Alongside TSP1 and the upstream regulator TGFβ1, PDGFRA and SHH/IHH also appeared as major hubs in the synaptic-extra-synaptic regulatory network affected by methadone. PDGFRA is a receptor tyrosine kinase that localizes to primary cilia, where it mediates signals for directional cell migration and chemotaxis [114, 115]. In their capacity as sensory projections, primary cilia also contain receptors for Hedgehog, Wnt, Notch, other potent growth factors, integrins, and cadherins [111,112,113]. Localization of the soluble SHH and IHH ligands to primary cilia, in particular, has proven crucial for their signaling [115], which plays a prominent functional role during synapse formation and circuit assembly. Recent studies have indicated extensive crosstalk between cilia and the ECM, with ciliopathies leading to the dysregulation of ECM proteins like collagens, laminins, MMPs, and the TGFβ signaling pathway, all of which we observed in our study [124, 125].

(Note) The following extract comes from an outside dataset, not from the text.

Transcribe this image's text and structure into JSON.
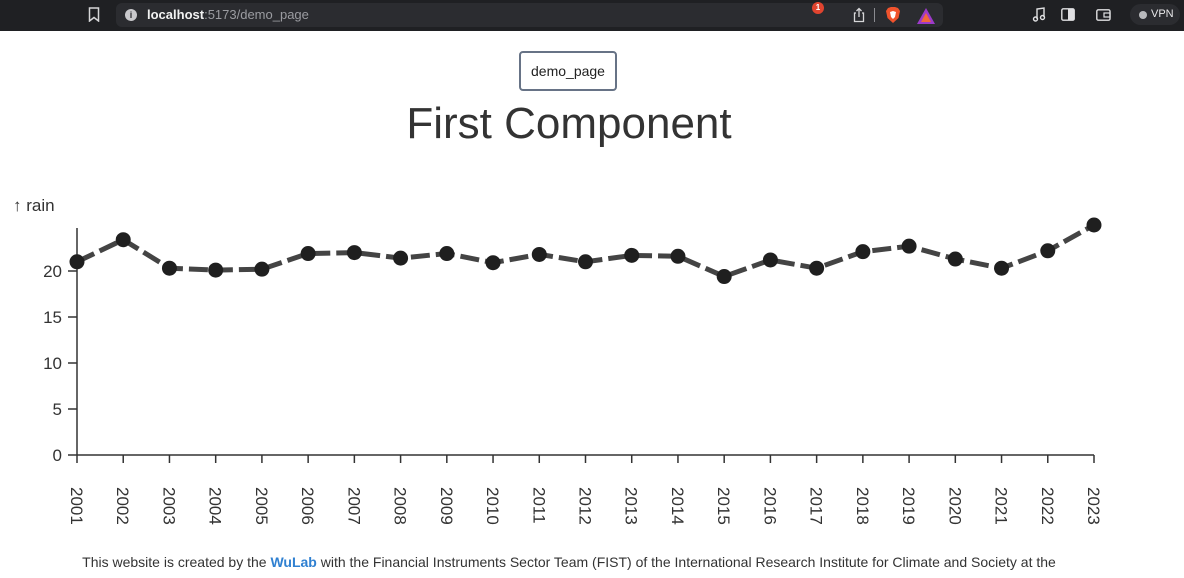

This is the first time such transcriptional changes have been described for methadone, a full μ-opioid receptor agonist, in a human-specific model following a treatment regimen clinically relevant to maternal OUD. In this study, the use of bulk RNA-sequencing enabled us to probe molecular pathways affected by methadone with greater depth and resolution compared to available single-cell techniques, which are limited by substantial noise, inter-sample variability, fewer expressed genes per cell type, and low replicates [126]. This technique led us to identify several molecular targets, including TSP1 and TGFβ1, which we are now investigating as regulators of the cortical response to methadone and as avenues for the amelioration of sequelae arising from disruptions in synapse formation caused by the drug. Altogether, we believe that our data contribute to a mechanistic understanding of the neurobehavioral deficits associated with prenatal methadone exposure and provide a foundation upon which to improve pharmacological interventions for OUD in pregnant women.